Les fluctuations des distances soleil-terre calculées dans l'ouvrage devraient aller jusqu'à 0,016 A E (unités astronomiques), soit 2 393 600 kilomètres.

Le magazine Scientific Reports avait été critiqué pour avoir publié une étude qui, selon les chercheurs, contenait des erreurs élémentaires liées au mouvement de la Terre autour du Soleil.

Nous observons ici la même approche que pour les articles qui critiquaient les mesures corona et/ou la campagne de vaccination.

Ici, ce sont les opérateurs des activités de sauvetage climatique. Si les conclusions et les calculs de l' étude Zharkova sont corrects, alors toutes les mesures de réduction de CO2, le Green Deal et tous les autres programmes similaires sont inefficaces et donc inutiles et nuisibles.

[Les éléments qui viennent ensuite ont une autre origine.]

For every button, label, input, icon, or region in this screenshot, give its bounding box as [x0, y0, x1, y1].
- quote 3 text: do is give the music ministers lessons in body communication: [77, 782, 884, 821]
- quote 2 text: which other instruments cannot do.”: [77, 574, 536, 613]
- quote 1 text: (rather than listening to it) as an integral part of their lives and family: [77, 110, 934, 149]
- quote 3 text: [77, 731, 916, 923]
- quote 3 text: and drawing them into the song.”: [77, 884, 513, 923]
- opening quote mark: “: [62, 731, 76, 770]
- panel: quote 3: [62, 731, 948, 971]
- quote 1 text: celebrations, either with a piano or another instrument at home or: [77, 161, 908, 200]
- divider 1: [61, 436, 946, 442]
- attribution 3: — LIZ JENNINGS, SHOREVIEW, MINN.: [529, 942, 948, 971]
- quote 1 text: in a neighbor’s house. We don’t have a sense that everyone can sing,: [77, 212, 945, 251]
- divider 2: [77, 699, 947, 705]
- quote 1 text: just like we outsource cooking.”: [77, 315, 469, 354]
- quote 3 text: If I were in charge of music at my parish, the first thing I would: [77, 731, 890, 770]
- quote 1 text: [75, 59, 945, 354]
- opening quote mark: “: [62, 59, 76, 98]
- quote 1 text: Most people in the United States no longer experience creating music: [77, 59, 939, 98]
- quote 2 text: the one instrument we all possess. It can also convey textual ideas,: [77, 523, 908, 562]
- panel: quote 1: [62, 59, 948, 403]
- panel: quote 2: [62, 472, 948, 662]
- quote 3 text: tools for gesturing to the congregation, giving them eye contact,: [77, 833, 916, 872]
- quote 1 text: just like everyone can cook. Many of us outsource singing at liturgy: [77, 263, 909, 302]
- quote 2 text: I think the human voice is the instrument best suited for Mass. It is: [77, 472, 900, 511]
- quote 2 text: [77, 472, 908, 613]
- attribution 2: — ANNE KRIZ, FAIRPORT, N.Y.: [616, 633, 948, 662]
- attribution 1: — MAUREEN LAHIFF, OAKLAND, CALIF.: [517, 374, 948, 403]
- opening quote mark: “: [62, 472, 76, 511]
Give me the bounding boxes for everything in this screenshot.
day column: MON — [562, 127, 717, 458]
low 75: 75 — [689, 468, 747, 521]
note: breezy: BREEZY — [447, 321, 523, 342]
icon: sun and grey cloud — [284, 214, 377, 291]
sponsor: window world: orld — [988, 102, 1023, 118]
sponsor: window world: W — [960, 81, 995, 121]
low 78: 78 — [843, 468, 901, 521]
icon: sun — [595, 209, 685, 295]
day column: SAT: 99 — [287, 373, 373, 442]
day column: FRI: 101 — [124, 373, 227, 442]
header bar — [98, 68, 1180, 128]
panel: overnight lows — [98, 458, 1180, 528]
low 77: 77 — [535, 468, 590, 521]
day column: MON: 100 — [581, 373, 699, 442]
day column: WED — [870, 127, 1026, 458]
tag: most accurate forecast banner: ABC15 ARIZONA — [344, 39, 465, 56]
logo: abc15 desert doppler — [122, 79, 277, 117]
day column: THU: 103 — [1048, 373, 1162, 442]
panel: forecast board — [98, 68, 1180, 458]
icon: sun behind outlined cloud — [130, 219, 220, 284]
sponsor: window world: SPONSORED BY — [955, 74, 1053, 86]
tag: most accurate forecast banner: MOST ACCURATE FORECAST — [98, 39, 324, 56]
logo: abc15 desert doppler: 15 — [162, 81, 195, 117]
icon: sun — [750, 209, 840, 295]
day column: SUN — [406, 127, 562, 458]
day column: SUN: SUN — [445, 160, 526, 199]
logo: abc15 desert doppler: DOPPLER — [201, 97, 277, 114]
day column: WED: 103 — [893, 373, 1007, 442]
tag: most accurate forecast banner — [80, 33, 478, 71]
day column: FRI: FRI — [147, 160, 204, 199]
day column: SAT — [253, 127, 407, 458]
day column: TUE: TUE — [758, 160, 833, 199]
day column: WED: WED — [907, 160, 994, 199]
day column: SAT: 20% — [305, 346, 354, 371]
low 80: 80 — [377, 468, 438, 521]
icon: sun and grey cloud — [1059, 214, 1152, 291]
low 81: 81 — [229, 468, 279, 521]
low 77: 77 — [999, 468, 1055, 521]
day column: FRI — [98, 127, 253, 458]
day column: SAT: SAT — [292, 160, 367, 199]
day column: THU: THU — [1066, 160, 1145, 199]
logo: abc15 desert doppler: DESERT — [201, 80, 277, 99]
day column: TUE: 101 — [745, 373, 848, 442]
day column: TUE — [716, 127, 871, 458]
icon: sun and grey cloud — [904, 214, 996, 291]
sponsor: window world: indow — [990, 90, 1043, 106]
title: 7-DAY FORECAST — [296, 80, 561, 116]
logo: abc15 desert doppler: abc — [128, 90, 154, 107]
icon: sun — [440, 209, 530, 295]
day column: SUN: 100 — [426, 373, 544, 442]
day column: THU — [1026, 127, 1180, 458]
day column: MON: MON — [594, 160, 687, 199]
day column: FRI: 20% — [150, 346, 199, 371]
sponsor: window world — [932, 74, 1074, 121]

Confirmation par des investigations complémentaires

Une nouvelle pré-publication de la professeure Valentina Zharkova confirme désormais que ses résultats , publiés dans la publication Zharkova et al, 2019, sont corrects. Dans l' étude, les éphémérides réelles des distances quotidiennes Terre-Soleil ont été mesurées. Les éphémérides sont les valeurs de position des objets astronomiques en mouvement par rapport à un système de coordonnées astronomique pratique.

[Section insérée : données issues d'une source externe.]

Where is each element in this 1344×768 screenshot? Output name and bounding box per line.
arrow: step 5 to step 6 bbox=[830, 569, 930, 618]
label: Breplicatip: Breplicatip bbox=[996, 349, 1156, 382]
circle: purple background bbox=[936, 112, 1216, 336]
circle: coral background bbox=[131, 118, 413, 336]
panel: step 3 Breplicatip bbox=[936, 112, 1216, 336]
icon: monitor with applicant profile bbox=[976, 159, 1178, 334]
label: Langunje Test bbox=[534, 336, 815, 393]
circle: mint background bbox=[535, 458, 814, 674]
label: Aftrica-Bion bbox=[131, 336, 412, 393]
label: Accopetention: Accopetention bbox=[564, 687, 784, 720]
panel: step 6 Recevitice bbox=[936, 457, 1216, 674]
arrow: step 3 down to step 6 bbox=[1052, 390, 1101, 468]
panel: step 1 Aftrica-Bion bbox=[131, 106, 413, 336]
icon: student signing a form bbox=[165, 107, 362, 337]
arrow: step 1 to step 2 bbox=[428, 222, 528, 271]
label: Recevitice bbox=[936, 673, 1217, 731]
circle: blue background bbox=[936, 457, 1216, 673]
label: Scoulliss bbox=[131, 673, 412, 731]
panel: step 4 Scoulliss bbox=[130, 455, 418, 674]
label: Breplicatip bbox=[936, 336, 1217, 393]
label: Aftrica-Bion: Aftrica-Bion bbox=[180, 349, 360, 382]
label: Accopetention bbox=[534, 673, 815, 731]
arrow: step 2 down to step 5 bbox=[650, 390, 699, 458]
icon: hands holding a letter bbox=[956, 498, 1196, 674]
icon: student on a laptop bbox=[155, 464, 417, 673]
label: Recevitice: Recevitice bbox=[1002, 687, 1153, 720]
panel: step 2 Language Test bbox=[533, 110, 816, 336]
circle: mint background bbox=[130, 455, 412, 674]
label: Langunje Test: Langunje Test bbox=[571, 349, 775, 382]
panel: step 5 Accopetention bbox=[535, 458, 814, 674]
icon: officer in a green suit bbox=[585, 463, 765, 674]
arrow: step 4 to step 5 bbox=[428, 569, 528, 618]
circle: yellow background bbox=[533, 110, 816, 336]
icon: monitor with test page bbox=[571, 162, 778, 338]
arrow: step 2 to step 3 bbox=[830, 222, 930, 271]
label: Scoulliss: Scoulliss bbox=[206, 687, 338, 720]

Les fluctuations des distances soleil-terre jusqu'à 0,016 AE déterminées dans les travaux retirés ont été confirmées par les éphémérides SE. Par conséquent, l'article Zharkova et al, 2019 a été retiré sans aucune justification valable !

Voici les liens vers

  • Document préimprimé " Activité solaire, irradiance solaire et température de la Terre"
  • Annexe 1 - les distances SE aux éphémérides
  • Annexe 2 - Variations de l'éclairement solaire en fonction de ces changements de distance

Le retrait confirme que le travail était en effet très innovant.

Le cycle Hallstatt actuel de 2100-2200 ans, qui a commencé pendant le minimum de Maunder (1645 à 1715) et dure maintenant jusqu'en 2700, signifie que le Soleil se déplace actuellement vers la Terre. Cela entraînera à son tour un réchauffement solaire supplémentaire de la Terre et d'autres planètes, ce qui peut expliquer l'augmentation observée des températures sur Terre et sur d'autres planètes.